Chapitre 1 : LES RELATIONS ROUMANO-SUISSES DANS L’EUROPE ANCIENNE

B. L’historiographie des relations roumano-suisses

1.3. L’établissement des relations diplomatiques roumano-suisses (1911)

Comme l’empire austro-hongrois et la Porte ottomane avaient limité la reconnaissance de l’unification des deux Principautés roumaines au règne d’Alexandre Jean Cuza, l’idée apparut d’amener un prince de l’Europe occidentale afin d’assurer la continuité de l’Etat roumain.
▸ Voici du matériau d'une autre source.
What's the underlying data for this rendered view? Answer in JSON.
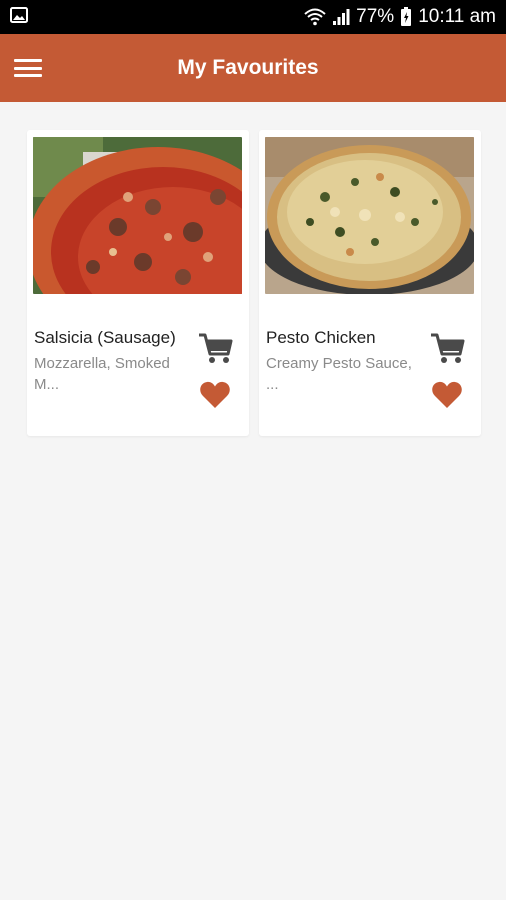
{
  "status_bar": {
    "battery": "77%",
    "time": "10:11 am",
    "icons": [
      "image-icon",
      "wifi-icon",
      "signal-icon",
      "battery-icon"
    ]
  },
  "app_bar": {
    "title": "My Favourites",
    "menu_icon": "hamburger-menu-icon"
  },
  "favourites": [
    {
      "name": "Salsicia (Sausage)",
      "description_line1": "Mozzarella, Smoked",
      "description_line2": "M...",
      "image": "sausage-pizza-photo"
    },
    {
      "name": "Pesto Chicken",
      "description_line1": "Creamy Pesto Sauce,",
      "description_line2": "...",
      "image": "pesto-chicken-pizza-photo"
    }
  ],
  "colors": {
    "accent": "#c45a35",
    "heart": "#c45a35",
    "cart": "#4a4a4a",
    "background": "#f5f5f5"
  }
}
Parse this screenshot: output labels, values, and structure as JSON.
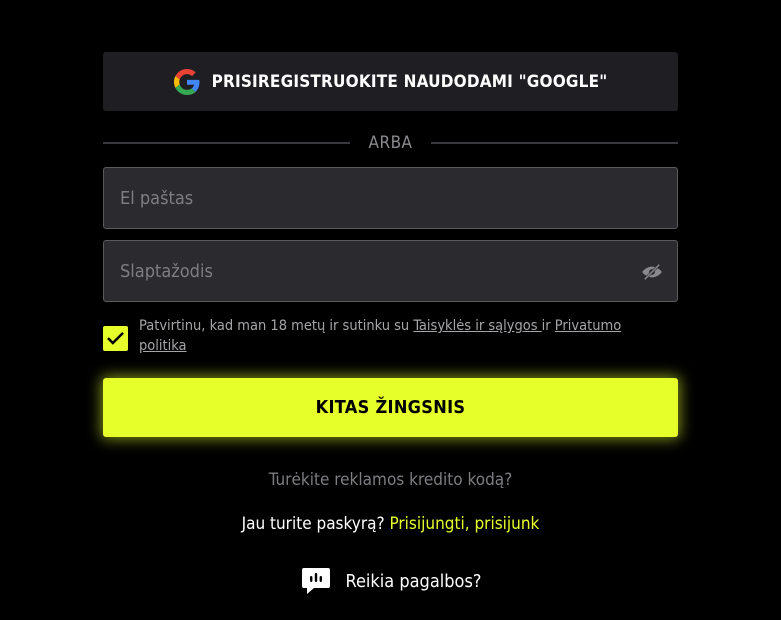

Après des tâtonnements officieux et diplomatiques, en 1866, la couronne des Principautés roumaines revint au prince Carol Ier, issu d’une grande famille aristocratique allemande, les Hohenzollern-Sigmaringen. A cause de l’éclatement du conflit austro-prussien, le futur roi de Roumanie avait dû voyager en cachette, avec un passeport suisse. Depuis, il considérait la Suisse comme le « berceau » de sa famille. La famille royale de Roumanie avait aussi des intérêts dans le canton de Saint-Gall où elle était propriétaire d’un château.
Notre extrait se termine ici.